Many of the churches in our community have participated in an initiative that we called “Bold Faith.” The churches, which come from various denominational perspectives, focused on the same biblical texts during their sermon time each week for a month. Congregants were encouraged to integrate what they were learning on Sunday into their daily life.
Everyone who took part in the initiative was asked to wear a brightly colored “Bold Faith” wristband throughout the month. Whenever they saw someone else wearing the same wristband, they were asked to talk with them, find out what church they were from, and encourage them. It was not uncommon to see people wearing our colorful wristbands in the bank, the grocery store, or the restaurant.
My wife and I were in the checkout line at Walmart when I spotted a wristband on the arm of the young woman working the register. I asked her where she went to church, and she told me. I said, “Your pastor is a friend of mine. He is a great guy!”
She smiled and said something to affirm my comment. That was when a mischievous idea struck me, and I acted on it immediately — to my wife’s chagrin. I said to the cashier, “And I so admire the changes your pastor has made in his life since he got out of prison.”
Of course, her pastor had never been in prison. He was raised in Sunday School and church and went off to Bible College after high school to prepare for ministry. He was the white sheep in a family of white sheep. But the cashier did not know that. She gaped at me open-mouthed, apparently in astonishment.
I quickly said, “I am just joking. He was never in prison.” She seemed relieved but, like my wife, was unamused. But when I told my pastor friend what I had said to his parishioner, he got a kick out of it.
I have since wondered if the woman I joked with was surprised because she knew her pastor’s history and was sure he had never been in prison or if she was surprised at the idea that her pastor could ever have done anything bad. Did she think that her pastor, or pastors in general, have always lived morally blameless lives?
One of the foundational beliefs of Christianity is that people can change. But this does not go far enough. One of the foundational beliefs of Christianity is that people will change. An encounter with God is necessarily transformational. In a normal Christian life, wherever it begins — in prison or in church, when one is fifty years old or five — people experience change, growth, renovation.
It should not surprise us that converts need to change. Change is not only normative; it is necessary. Whether a person is just starting out or has been at this discipleship to Jesus thing for decades, he or she will need to overcome selfishness, fear, anger and a hundred other faults. To be happy, to be whole, requires change.
The biblical writers took for granted that change would be ongoing in the lives of their readers. They assumed that they would “grow,” “mature” and even “put to death the misdeeds of the body.” Church members were expected to increase “in the knowledge of God” and “grow up into [their] salvation.”

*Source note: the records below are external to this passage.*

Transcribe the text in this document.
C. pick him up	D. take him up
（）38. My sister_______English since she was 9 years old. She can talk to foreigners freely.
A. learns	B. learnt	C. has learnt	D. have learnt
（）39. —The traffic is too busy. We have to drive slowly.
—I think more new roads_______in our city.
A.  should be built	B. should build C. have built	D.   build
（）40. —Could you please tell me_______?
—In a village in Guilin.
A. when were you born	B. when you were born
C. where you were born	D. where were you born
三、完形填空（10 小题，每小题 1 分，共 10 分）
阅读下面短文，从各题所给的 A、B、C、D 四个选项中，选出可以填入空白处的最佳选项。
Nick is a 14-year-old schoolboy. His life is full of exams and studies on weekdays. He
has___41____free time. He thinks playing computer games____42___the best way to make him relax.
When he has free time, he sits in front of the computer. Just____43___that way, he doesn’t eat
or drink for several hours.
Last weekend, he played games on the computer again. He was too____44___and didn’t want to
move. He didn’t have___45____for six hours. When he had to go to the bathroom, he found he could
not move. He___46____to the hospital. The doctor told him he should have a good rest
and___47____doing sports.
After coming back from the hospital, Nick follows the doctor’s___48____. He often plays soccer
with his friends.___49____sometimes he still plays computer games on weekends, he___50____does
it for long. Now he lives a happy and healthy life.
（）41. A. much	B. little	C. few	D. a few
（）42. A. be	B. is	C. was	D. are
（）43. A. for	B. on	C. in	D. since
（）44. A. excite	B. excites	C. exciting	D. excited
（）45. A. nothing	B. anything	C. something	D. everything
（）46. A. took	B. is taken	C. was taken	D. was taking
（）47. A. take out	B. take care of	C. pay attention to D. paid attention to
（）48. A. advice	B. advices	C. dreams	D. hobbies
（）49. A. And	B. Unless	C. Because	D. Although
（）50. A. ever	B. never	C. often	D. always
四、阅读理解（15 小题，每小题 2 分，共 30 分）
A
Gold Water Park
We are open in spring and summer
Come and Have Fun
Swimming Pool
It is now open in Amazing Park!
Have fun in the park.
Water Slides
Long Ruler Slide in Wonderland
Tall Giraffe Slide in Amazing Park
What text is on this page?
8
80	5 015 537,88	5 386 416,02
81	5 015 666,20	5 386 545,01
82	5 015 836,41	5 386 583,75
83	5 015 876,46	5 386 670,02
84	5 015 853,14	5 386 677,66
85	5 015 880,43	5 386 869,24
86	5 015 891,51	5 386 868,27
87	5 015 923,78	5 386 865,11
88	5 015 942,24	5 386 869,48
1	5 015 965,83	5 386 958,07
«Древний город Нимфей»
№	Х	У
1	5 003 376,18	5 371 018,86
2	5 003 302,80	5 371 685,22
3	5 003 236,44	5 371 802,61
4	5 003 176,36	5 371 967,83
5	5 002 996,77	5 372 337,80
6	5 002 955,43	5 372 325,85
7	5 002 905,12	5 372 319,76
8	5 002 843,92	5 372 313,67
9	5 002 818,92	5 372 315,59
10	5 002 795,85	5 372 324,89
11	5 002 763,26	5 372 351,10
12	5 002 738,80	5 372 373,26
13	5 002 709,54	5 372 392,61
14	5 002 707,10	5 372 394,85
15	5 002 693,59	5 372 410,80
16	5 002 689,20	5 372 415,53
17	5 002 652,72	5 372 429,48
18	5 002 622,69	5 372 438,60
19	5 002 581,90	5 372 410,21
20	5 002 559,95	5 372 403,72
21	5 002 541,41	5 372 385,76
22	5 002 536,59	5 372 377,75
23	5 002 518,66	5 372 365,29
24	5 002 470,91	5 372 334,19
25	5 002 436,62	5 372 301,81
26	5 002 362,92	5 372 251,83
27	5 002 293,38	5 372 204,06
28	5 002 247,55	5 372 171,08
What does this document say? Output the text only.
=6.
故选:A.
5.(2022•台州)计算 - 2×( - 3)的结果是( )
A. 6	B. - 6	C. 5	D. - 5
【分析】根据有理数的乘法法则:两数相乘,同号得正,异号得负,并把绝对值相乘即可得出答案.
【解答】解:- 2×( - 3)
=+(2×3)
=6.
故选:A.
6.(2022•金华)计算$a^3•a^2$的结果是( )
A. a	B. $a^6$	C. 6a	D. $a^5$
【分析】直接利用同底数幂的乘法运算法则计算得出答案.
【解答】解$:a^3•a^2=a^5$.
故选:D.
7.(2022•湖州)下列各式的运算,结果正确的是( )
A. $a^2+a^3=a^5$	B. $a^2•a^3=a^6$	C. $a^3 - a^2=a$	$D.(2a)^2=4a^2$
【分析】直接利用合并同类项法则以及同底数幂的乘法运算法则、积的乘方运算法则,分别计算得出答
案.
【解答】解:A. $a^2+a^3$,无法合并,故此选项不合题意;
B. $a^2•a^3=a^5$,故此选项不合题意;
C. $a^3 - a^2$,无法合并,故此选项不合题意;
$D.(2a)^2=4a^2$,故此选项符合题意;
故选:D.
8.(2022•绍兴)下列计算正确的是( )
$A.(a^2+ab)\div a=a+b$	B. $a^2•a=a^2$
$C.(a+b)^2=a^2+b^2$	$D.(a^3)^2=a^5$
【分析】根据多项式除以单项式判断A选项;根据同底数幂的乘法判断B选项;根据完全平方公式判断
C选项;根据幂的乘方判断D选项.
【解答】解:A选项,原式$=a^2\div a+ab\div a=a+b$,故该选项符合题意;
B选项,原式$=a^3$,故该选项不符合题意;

But what happens when a church holds no expectation for growth, when its people act as if all their changes and growth have already taken place? This kind of church looks good on the outside for no one acknowledges failure — to do so would amount to ecclesial suicide. But people remain stuck in destructive habits, and the relational fallout is continual.
Church members’ unhappiness and failure cannot be seen; it is too well hidden. Outsiders think, “I could never be a part of that church. They would not want me; my life is too messed up.” And so, people miss out on the change they so desire because they assume that they must be perfect before they can enter the church.
The church needs leaders who expect church members to change, who talk about it openly, and model it in their own lives.